Success can be measured in different ways.
Pumping a red back into a one armed bandit and pulling out the same amount or more can be called successful.
Investing x$ at regular intervals means that a low point would have been picked at some time and thus, success.

Out and out picking an entry based on some arbitrary "bottom" doesn't really mean success either. A stock or market can still tumble when others are making headway.

On a macro level, I am in agreeance that the crowd mentality and/or some type of trigger being factors in how both individual stocks and markets perform/react. More so too, what the pro money is thinking and doing about it.
When will the market run out of puff is anyone's guess ATM but rest assured, it will happen. Whilst the status quo remains fairly much as is (this I seriously doubt due to the nature of the beast), I'll take a stab and say that rising interest rates will be the key trigger.
With any luck this time it will be an ordering decline not a plunge to the death as we've seen so often before. Ah, the dreams of mice and men...
 
And he has a museum in Tassie to prove it.

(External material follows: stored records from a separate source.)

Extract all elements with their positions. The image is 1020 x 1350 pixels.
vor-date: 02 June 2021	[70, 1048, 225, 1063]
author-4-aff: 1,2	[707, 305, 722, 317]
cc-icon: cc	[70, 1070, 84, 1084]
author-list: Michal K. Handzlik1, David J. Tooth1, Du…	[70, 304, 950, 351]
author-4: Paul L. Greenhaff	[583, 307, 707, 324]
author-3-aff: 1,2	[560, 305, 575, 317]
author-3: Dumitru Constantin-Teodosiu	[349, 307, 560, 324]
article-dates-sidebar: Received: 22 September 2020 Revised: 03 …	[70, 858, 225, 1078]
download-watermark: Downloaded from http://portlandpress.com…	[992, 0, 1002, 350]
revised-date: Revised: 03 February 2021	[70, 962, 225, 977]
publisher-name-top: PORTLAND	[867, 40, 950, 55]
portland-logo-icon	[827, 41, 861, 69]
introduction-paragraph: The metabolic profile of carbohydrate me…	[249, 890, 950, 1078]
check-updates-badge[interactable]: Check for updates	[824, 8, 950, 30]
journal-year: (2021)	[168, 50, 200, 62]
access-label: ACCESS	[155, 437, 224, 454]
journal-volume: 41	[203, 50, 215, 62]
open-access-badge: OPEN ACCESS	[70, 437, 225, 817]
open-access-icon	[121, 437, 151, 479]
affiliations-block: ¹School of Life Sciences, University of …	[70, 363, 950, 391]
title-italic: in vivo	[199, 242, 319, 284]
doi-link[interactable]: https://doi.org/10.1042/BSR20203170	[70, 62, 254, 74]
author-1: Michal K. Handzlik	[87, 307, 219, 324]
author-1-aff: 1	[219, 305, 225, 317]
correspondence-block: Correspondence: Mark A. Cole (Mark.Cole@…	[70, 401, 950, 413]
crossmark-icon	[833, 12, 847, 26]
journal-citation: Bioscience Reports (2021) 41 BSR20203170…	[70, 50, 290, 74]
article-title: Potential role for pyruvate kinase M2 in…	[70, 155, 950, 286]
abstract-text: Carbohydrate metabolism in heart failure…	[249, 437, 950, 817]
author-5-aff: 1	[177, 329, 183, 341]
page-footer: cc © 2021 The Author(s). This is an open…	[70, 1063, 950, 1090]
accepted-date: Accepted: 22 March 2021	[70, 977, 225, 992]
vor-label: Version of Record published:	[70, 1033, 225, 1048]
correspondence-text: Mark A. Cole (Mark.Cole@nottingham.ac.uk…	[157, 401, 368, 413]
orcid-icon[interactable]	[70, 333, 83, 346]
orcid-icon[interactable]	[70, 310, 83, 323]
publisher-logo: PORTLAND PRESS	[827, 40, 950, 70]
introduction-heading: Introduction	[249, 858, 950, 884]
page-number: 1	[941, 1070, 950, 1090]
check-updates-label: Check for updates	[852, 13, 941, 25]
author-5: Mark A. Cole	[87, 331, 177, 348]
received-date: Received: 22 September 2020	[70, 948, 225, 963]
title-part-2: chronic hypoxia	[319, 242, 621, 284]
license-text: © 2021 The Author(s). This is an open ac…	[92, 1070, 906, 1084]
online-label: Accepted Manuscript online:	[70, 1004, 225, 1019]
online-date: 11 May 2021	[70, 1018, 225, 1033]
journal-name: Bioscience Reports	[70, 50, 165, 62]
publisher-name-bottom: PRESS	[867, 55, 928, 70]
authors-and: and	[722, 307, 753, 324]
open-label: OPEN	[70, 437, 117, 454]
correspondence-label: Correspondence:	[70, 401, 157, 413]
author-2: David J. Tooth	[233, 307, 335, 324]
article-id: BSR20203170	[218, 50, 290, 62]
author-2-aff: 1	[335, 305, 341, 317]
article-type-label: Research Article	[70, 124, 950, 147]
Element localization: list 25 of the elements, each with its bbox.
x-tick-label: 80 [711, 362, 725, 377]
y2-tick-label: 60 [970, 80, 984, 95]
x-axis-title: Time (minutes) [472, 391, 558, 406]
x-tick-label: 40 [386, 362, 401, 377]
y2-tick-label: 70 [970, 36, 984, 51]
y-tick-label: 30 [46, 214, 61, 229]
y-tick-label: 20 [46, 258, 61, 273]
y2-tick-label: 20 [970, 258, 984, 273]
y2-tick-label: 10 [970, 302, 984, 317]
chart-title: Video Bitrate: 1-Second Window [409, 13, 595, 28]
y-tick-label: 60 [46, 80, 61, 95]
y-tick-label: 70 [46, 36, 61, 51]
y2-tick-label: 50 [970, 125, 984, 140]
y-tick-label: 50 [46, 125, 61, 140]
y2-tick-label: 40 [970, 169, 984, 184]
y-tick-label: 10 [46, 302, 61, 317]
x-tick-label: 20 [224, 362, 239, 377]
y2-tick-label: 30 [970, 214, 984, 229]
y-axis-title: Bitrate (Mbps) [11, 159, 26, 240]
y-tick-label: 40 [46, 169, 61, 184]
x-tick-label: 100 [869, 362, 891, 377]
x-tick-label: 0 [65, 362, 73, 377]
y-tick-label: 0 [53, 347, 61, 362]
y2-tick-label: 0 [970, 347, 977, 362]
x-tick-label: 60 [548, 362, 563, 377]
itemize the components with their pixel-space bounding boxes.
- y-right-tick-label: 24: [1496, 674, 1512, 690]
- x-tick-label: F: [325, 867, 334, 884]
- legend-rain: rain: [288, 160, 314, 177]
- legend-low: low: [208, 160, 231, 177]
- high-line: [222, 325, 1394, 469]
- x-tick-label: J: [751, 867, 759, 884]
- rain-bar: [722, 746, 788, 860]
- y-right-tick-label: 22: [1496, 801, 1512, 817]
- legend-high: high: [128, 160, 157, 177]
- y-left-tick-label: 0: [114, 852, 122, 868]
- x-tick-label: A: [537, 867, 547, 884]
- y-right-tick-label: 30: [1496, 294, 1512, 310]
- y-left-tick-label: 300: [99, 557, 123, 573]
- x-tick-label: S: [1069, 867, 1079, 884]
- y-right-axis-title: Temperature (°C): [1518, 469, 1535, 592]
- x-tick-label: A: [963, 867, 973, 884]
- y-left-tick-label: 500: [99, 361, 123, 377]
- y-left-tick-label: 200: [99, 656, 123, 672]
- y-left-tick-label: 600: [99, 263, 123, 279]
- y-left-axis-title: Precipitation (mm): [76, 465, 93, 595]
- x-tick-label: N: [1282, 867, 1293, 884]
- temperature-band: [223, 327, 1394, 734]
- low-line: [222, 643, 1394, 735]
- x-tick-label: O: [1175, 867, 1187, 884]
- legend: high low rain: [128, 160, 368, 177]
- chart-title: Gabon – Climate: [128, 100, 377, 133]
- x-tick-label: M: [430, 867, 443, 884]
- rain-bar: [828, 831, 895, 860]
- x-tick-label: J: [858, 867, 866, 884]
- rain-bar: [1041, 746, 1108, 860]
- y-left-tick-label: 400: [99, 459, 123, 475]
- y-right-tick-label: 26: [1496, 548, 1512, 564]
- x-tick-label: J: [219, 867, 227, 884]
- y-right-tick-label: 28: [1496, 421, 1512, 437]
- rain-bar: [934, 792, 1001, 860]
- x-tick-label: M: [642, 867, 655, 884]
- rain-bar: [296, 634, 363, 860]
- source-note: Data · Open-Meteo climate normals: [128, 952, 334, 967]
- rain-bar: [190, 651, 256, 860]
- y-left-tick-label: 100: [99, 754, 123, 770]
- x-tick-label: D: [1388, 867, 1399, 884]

Indeed. Walshy is very much a household name in Tas - you'd be very hard pressed to find anyone in the state who doesn't know who he is.

He's generally held in high regard too by the way, even higher by those who "get" the reasons behind some of his doings over the years.
 
Reuters report that global M&A in the year to yesterday topped $2Trillion.

The last couple of times it got close to this mark was in 2000 and 2007.